Reacting, the Buhari regime through Lai Mohammed, Information Minister, accused the giant social media platform of double standard by allowing separatists propagate their activities on its platform while pulling down that of the Nigerian leader.
On Friday, Mr Mohammed announced the indefinite suspension of Twitter, moments after another social media site, Facebook, deleted the controversial remarks of the president.
Kicking against the suspension are the NBA, SERAP, Peoples Democratic Party (PDP), Amnesty International (AI) and other Nigerians, especially critics of the present government.
In a statement on Twitter, Olumide Akpata, national president of the legal body said NBA finds no constitutional or legal authority to support the peremptory action of the Federal Government.
“Consequently, if this decision is not immediately reversed, the @NigBarAssoc will have no choice but to challenge same in the interest of the public and for the sake of our democracy,” Mr Akpata tweeted.
Describing the action as illegal, SERAP in a statement on its Twitter handle said it will seek redress in court because Nigerians have a right to freedom of expression and access to information including online and “we plan to fight to keep it that way.”
Also, the PDP in its reaction called on the federal government to rescind its the suspension.
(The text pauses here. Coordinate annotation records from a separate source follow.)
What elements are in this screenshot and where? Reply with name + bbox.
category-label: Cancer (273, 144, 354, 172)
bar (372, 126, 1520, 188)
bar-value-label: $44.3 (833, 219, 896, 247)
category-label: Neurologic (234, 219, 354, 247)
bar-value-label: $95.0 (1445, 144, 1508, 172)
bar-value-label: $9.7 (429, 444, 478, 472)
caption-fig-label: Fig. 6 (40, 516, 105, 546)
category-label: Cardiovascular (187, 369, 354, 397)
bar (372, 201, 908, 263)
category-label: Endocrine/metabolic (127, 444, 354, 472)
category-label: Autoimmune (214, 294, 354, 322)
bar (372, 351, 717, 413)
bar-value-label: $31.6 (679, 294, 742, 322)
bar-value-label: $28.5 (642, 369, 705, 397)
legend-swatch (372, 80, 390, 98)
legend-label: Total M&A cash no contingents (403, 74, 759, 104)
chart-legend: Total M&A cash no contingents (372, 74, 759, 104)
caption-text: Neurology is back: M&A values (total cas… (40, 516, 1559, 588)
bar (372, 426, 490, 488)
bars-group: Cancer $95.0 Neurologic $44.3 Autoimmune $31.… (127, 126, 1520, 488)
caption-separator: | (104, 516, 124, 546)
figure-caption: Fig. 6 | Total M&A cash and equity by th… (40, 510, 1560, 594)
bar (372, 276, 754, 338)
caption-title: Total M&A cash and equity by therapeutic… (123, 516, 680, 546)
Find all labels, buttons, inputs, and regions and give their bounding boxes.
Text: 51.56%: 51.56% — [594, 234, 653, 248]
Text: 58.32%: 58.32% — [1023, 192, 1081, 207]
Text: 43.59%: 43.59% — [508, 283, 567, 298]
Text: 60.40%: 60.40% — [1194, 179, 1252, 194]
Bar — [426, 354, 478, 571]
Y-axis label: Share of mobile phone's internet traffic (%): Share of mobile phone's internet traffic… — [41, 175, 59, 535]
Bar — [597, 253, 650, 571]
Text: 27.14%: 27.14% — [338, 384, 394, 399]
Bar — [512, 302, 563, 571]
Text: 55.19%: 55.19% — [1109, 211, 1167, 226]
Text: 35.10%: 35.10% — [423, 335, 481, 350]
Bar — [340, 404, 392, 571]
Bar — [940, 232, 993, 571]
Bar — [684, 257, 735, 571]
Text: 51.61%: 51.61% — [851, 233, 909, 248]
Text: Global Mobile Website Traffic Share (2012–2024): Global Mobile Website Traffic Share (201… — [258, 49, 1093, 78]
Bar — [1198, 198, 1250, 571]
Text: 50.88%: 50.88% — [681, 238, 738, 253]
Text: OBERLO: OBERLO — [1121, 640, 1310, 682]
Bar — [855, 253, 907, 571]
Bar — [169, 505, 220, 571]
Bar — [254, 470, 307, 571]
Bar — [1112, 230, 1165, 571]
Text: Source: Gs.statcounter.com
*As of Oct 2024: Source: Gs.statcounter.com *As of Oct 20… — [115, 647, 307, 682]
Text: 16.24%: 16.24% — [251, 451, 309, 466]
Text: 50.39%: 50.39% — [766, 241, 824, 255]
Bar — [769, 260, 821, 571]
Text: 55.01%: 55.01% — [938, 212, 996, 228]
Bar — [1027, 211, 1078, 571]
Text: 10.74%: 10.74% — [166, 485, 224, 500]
In a statement by Kola Olugbondiyan, its spokesperson, the opposition party described the ban as a “draconian action and a slide towards a fascist regime in our country.”
Condemning the suspension, Amnesty International said called for the immediate reverse the “unlawful suspension and other plans to gag the media, repress the civic space, and undermine Nigerians’ human rights.”
“This action is clearly inconsistent and incompatible with Nigeria’s international obligations including under the African Charter on Human and Peoples’ Rights and the International Covenant on Civil and Political Rights,” the UK-based group tweeted.
On his part, Bukola Saraki, a former Senate President, in a tweet, described the action as unacceptable and called for a review of the suspension because the medium has been a source of income and livelihood to some Nigerian youths.
Atiku Abubakar, a former vice president, also reacted suggesting he is not leaving the platform anytime soon.